As the Chairperson of tWild, Lee Hui spread the love of biodiversity and nature in Tembusu College by introducing initiatives such as the Tembusu Takes a Walk (TTW) series and organising TembuZoo alongside her co-heads. Under her leadership, tWild converted Conservation Week and Rector’s Shield into a large, cohesive programme of Conservation Month that provided multiple perspectives on conserving our biosphere, not only through animal conservation, but also through recycling, upcycling and sustainability efforts. As the Enrichment Director of the tWild Japan Expedition, Lee Hui created a holistic learning journey on biodiversity and environmental issues in Japan for both participants on the trip and the college at large post-trip. She spearheaded an interactive exhibition about their learning journey, with sections dedicated to how some of the experiences of Japan could be applied and transferred into the context of Singapore. For her passionate love of the environment and biodiversity, her dedicated and effective leadership, Lee Hui is most deserving of this award. 

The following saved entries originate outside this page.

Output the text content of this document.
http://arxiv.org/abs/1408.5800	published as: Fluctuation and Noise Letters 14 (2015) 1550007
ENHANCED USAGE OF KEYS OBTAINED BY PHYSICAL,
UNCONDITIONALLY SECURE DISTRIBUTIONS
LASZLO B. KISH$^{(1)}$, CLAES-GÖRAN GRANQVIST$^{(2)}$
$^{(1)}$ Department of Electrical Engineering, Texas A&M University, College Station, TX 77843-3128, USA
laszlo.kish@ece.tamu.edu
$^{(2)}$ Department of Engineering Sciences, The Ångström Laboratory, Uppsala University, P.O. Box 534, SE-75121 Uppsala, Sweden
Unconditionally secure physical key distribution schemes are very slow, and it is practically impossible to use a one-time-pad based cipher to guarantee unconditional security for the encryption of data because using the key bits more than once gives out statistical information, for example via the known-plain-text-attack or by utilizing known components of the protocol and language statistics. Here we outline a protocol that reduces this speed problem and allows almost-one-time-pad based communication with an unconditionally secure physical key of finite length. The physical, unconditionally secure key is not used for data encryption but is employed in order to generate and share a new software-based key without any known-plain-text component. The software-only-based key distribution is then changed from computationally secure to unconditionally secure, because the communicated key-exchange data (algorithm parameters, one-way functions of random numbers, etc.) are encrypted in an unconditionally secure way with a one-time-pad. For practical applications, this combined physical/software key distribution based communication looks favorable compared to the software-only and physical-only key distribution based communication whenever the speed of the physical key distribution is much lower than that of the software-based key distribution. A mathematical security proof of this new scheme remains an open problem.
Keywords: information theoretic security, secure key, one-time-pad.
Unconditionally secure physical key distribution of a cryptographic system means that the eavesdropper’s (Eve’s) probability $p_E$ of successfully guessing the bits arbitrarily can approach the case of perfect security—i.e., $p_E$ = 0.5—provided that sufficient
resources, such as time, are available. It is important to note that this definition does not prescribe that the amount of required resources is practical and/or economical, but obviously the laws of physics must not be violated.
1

Lee Hui (front row, second from right) during the tWild Japan Expedition


Lee Hui receiving her award from Prof Koh and a bouquet of flowers from Mr and Mrs Ong during the 2019
Formal Dinner


The Tembusu (Fagraea fragrans) is a large evergreen tree in the family Gentianaceae. It is native to Southeast Asia. Its trunk is dark brown, with deeply fissured bark, looking somewhat like a bittergourd. It grows in an irregular shape from 10 to 25m high. Its leaves are light green and oval in shape. Its yellowish flowers have a distinct fragrance and the fruits of the tree are bitter tasting red berries, which are eaten by birds and fruit bats.